There's nothing special about power of 2 core counts from a scheduling perspective. And Intel's behind in core counts because they've been unable to engineer an economically viable solution with more than they have. Process node differences and the inherently larger core sizes vs Zen probably contribute greatly.

 

[nicalandia]

Why does it seem Intel wants to avoid head to head matchups in core counts?

Their Intel 7 process lags behind to TSMC 5nm and can't compete with the chiplet design.

 

[jamescox]

AMD Has already published a product list with accurate numbers. There's absolutely no reason to keep quoting Wikipedia when they are clearly wrong

Yes, but does AMD give the chiplet and cache per chiplet counts anywhere? Just trying to figure out where the inconsistency came from. It seems like the 9124 (16-core ) and 9224 (24-core) are both 4 chiplet devices just with 16 MB of L3 per chiplet rather than 32 MB. AMD has 64 MB of L3 listed for the 9224 which must be a 4 chiplet device since it is 24 cores. I don’t think there will be any 2 chiplet devices. This seems to be a bit of extra marketing segmentation.

The point is: 64 MB L3 = 2 chiplets is wrong.

 

[jamescox]

I doubt that. It would be a repeat of the non-Pro Threadripper: Essentially a budget platform reusing an IOD of which only half is actually used. Non-Pro Threadripper failed since there was too little profit in it while requiring dies in high demand in the high profit server market. I can't imagine AMD wanting to repeat that with Siena.

How high is the defect rate on 6 nm TSMC vs. 14 nm GF for the IO die? I don’t see that any of these need a different IO die. With 12x DDR5, 12x GMI, and >128x pci-express lanes, I would expect them to have some partially defective parts. They actually only need the fully functional IO die for the 12 chiplet parts. The 4 and 8 chiplet parts could have non-functional GMI that are not used. Using the same IO die in Siena could allow them to disable defective memory controllers on the IO die also.

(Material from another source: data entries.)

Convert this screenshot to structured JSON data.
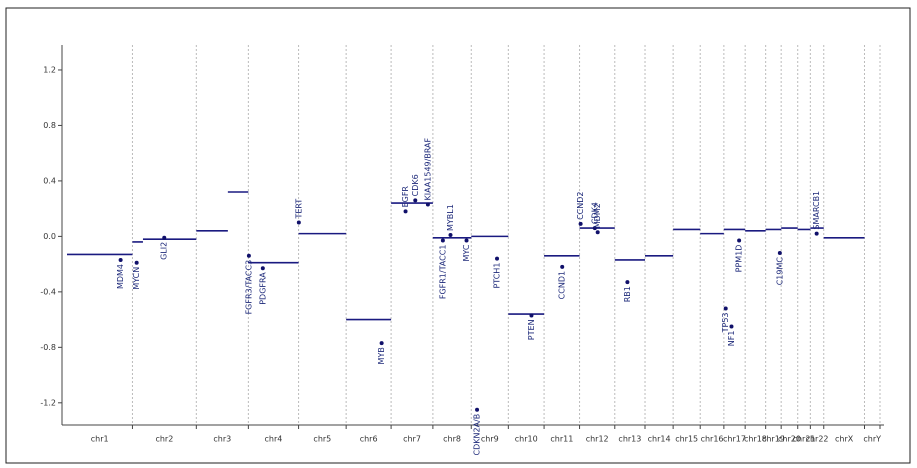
{
  "chart_data": {
    "type": "scatter",
    "chromosomes": [
      "chr1",
      "chr2",
      "chr3",
      "chr4",
      "chr5",
      "chr6",
      "chr7",
      "chr8",
      "chr9",
      "chr10",
      "chr11",
      "chr12",
      "chr13",
      "chr14",
      "chr15",
      "chr16",
      "chr17",
      "chr18",
      "chr19",
      "chr20",
      "chr21",
      "chr22",
      "chrX",
      "chrY"
    ],
    "lengths": [
      249,
      243,
      198,
      191,
      181,
      171,
      159,
      146,
      141,
      136,
      135,
      134,
      115,
      107,
      103,
      90,
      81,
      78,
      59,
      63,
      48,
      51,
      155,
      59
    ],
    "ylim": [
      -1.36,
      1.38
    ],
    "yticks": [
      -1.2,
      -0.8,
      -0.4,
      {
        "value": 0,
        "label": "0.0"
      },
      0.4,
      0.8,
      1.2
    ],
    "segment_color": "#1a1a80",
    "segments": [
      {
        "chrom": 0,
        "start": 0,
        "end": 249,
        "value": -0.13
      },
      {
        "chrom": 1,
        "start": 0,
        "end": 40,
        "value": -0.04
      },
      {
        "chrom": 1,
        "start": 40,
        "end": 243,
        "value": -0.02
      },
      {
        "chrom": 2,
        "start": 0,
        "end": 120,
        "value": 0.04
      },
      {
        "chrom": 2,
        "start": 120,
        "end": 198,
        "value": 0.32
      },
      {
        "chrom": 3,
        "start": 0,
        "end": 191,
        "value": -0.19
      },
      {
        "chrom": 4,
        "start": 0,
        "end": 181,
        "value": 0.02
      },
      {
        "chrom": 5,
        "start": 0,
        "end": 171,
        "value": -0.6
      },
      {
        "chrom": 6,
        "start": 0,
        "end": 159,
        "value": 0.24
      },
      {
        "chrom": 7,
        "start": 0,
        "end": 146,
        "value": -0.01
      },
      {
        "chrom": 8,
        "start": 0,
        "end": 141,
        "value": 0
      },
      {
        "chrom": 9,
        "start": 0,
        "end": 136,
        "value": -0.56
      },
      {
        "chrom": 10,
        "start": 0,
        "end": 135,
        "value": -0.14
      },
      {
        "chrom": 11,
        "start": 0,
        "end": 134,
        "value": 0.06
      },
      {
        "chrom": 12,
        "start": 0,
        "end": 115,
        "value": -0.17
      },
      {
        "chrom": 13,
        "start": 0,
        "end": 107,
        "value": -0.14
      },
      {
        "chrom": 14,
        "start": 0,
        "end": 103,
        "value": 0.05
      },
      {
        "chrom": 15,
        "start": 0,
        "end": 90,
        "value": 0.02
      },
      {
        "chrom": 16,
        "start": 0,
        "end": 81,
        "value": 0.05
      },
      {
        "chrom": 17,
        "start": 0,
        "end": 78,
        "value": 0.04
      },
      {
        "chrom": 18,
        "start": 0,
        "end": 59,
        "value": 0.05
      },
      {
        "chrom": 19,
        "start": 0,
        "end": 63,
        "value": 0.06
      },
      {
        "chrom": 20,
        "start": 0,
        "end": 48,
        "value": 0.05
      },
      {
        "chrom": 21,
        "start": 0,
        "end": 51,
        "value": 0.06
      },
      {
        "chrom": 22,
        "start": 0,
        "end": 155,
        "value": -0.01
      }
    ],
    "gene_color": "#10106a",
    "genes": [
      {
        "name": "MDM4",
        "chrom": 0,
        "pos": 204,
        "value": -0.17
      },
      {
        "name": "MYCN",
        "chrom": 1,
        "pos": 16,
        "value": -0.19
      },
      {
        "name": "GLI2",
        "chrom": 1,
        "pos": 121,
        "value": -0.01
      },
      {
        "name": "FGFR3/TACC3",
        "chrom": 3,
        "pos": 2,
        "value": -0.14
      },
      {
        "name": "PDGFRA",
        "chrom": 3,
        "pos": 55,
        "value": -0.23
      },
      {
        "name": "TERT",
        "chrom": 4,
        "pos": 1,
        "value": 0.1
      },
      {
        "name": "MYB",
        "chrom": 5,
        "pos": 135,
        "value": -0.77
      },
      {
        "name": "EGFR",
        "chrom": 6,
        "pos": 55,
        "value": 0.18
      },
      {
        "name": "CDK6",
        "chrom": 6,
        "pos": 92,
        "value": 0.26
      },
      {
        "name": "KIAA1549/BRAF",
        "chrom": 6,
        "pos": 140,
        "value": 0.23
      },
      {
        "name": "FGFR1/TACC1",
        "chrom": 7,
        "pos": 38,
        "value": -0.03
      },
      {
        "name": "MYBL1",
        "chrom": 7,
        "pos": 67,
        "value": 0.01
      },
      {
        "name": "MYC",
        "chrom": 7,
        "pos": 128,
        "value": -0.03
      },
      {
        "name": "CDKN2A/B",
        "chrom": 8,
        "pos": 22,
        "value": -1.25
      },
      {
        "name": "PTCH1",
        "chrom": 8,
        "pos": 98,
        "value": -0.16
      },
      {
        "name": "PTEN",
        "chrom": 9,
        "pos": 88,
        "value": -0.57
      },
      {
        "name": "CCND1",
        "chrom": 10,
        "pos": 69,
        "value": -0.22
      },
      {
        "name": "CCND2",
        "chrom": 11,
        "pos": 4,
        "value": 0.09
      },
      {
        "name": "CDK4",
        "chrom": 11,
        "pos": 58,
        "value": 0.06
      },
      {
        "name": "MDM2",
        "chrom": 11,
        "pos": 69,
        "value": 0.03
      },
      {
        "name": "RB1",
        "chrom": 12,
        "pos": 48,
        "value": -0.33
      },
      {
        "name": "TP53",
        "chrom": 16,
        "pos": 7,
        "value": -0.52
      },
      {
        "name": "NF1",
        "chrom": 16,
        "pos": 29,
        "value": -0.65
      },
      {
        "name": "PPM1D",
        "chrom": 16,
        "pos": 58,
        "value": -0.03
      },
      {
        "name": "C19MC",
        "chrom": 18,
        "pos": 54,
        "value": -0.12
      },
      {
        "name": "SMARCB1",
        "chrom": 21,
        "pos": 24,
        "value": 0.02
      }
    ]
  }
}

edit: obvious thing for 6 channels is straight cut in half IO die. Probably not difficult to tape out a cut down die since it is already somewhat modular internally. Whether they do that or not may just depend on whether they need a channel to sell IO die with defects.

I was hoping for some stacking with Bergamo or Siena with the 2023 release dates, but it seems we don’t get that until Zen 5.

 

[Exist50]

I am not sure if Siena will get its own IOD. Rather I can imagine them to harvest Genoa's IOD. This thing is pretty big with 400mm2 at 6nm - it might be worth it.

I think because the IO die is such a large piece of silicon, AMD will be incentivized to make a cut-down version for Sienna. Their volumes are easily getting to the point where the unit cost savings will eclipse the cost of a separate tape out.